Stell dir vor, du wachst in deinem Zuhause auf und bist umgeben von einem unerwarteten Krieg. Bomben haben die Nachbarhäuser zerstört, überall brennen Feuer. Du kannst deine Verwandten nicht erreichen und befürchtest, sie könnten tot sein. Also nimmst du alles, was du bei dir hast und fliehst mit deiner Familie in ein anderes Land, in dem du hoffst, Sicherheit, Frieden und Unterstutzüng zu finden. Aber auch in diesem Land bricht bald ein Krieg aus.

"Wir können nirgendwohin gehen"

Etwa 15.000 SyrerInnen müssen im Jemen erneut um ihr Leben fürchten. Ich bin eine von ihnen. Auch im Jemen detonieren Bomben und Häuser stehen in Flammen.
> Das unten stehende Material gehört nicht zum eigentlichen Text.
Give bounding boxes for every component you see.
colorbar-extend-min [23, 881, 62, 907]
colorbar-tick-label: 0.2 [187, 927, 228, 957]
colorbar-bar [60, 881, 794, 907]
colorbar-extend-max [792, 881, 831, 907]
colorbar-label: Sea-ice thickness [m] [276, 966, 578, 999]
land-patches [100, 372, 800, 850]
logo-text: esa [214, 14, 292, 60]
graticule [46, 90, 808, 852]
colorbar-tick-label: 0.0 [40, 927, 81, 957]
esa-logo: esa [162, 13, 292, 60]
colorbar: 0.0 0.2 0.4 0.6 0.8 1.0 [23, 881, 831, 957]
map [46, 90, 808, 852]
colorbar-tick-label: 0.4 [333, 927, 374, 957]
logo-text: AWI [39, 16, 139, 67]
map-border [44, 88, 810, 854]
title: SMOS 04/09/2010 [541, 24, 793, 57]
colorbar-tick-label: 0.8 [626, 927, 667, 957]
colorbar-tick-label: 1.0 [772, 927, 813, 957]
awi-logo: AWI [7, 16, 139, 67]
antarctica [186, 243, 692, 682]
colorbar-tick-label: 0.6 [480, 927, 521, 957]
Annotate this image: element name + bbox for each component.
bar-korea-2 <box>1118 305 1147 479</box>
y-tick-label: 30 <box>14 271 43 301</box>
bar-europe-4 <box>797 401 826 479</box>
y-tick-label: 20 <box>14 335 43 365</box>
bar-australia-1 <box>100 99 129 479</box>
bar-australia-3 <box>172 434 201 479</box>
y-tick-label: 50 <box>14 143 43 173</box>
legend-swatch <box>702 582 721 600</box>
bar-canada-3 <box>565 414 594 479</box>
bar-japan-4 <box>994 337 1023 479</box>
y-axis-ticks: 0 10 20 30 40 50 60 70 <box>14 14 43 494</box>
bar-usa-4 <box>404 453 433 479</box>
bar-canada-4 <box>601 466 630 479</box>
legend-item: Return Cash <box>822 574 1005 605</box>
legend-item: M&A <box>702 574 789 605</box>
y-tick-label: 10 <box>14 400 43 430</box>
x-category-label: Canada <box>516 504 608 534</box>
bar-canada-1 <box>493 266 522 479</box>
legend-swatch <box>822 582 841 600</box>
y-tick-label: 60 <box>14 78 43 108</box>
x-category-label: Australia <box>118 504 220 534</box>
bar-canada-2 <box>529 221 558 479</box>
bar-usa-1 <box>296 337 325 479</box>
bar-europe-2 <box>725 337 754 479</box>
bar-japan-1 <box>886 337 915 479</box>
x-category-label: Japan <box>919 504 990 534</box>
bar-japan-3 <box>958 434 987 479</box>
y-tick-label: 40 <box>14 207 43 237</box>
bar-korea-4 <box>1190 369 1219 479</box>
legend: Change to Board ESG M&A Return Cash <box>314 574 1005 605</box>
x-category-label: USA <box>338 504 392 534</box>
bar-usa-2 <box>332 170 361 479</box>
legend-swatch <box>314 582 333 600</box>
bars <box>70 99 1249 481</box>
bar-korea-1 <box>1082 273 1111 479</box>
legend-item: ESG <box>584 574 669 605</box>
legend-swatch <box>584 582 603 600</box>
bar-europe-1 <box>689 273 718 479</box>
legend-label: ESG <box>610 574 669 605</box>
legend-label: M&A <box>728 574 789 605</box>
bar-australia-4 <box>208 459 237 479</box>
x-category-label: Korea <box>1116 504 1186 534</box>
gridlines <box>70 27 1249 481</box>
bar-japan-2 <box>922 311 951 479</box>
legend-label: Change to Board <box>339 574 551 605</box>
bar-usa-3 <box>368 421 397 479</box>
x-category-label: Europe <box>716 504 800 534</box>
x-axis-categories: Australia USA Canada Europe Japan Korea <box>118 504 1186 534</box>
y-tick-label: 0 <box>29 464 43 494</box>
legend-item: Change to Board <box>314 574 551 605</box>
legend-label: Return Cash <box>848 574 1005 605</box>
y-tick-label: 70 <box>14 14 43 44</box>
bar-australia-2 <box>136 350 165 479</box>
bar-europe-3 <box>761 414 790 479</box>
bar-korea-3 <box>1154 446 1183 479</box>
Während andere AusländerInnen evakuiert werden, gibt es für uns syrische Flüchtlinge keine Hilfe.

Viele versuchen verzweifelt, einen Weg zu finden, auch den Jemen wieder verlassen zu können. Die wenigsten aber können die finanziellen Mittel für eine erneute Flucht über Land aufbringen und setzen sich einer noch größeren Gefahr aus, wenn sie versuchen, nach Übersee zu flüchten.

"Wir leben in ständiger Angst, getötet zu werden"

Als Managerin des Syrien-Projekts von CARE International im Jemen erreichen mich immer mehr Anrufe verzweifelter syrischer Flüchtlinge. In ständiger Angst getötet zu werden, verlassen viele ihre Wohnung nicht mehr. Viele sind ohne Zugang zu Nahrung und Wasser in der Stadt Aden eingeschlossen.

Jene Flüchtlinge, die sich in kleine Dörfer retten konnten, mögen vielleicht in einer weniger gefährlichen Umgebung sein, haben aber keine Perspektive: wie sollen sie ohne Einkommen und Hilfe den anhaltenden Krieg überleben?

CARE gehört zu den wenigen Organisationen, die SyrerInnen im Jemen unterstützen

CARE ist eine der wenigen Organisationen, die syrische Flüchtlinge im Jemen unterstützt.
In den letzten Monaten hat CARE 1.300 syrischen Familien geholfen, Mietzahlungen tätigen zu können und eine ordentliche Unterkunft zu finden.

Weitere 800 Haushalte konnten mit nötigen Haushaltswaren und Hygienepaketen ausgestattet werden.
Insgesamt konnte CARE so bisher etwa 10.000 syrischen Frauen, Männern, Mädchen und Jungen im Jemen helfen.
Aber die Hilfe muss weitergehen! Noch immer leiden tausende Flüchtlinge im Jemen und andernorts, die nicht vergessen werden dürfen!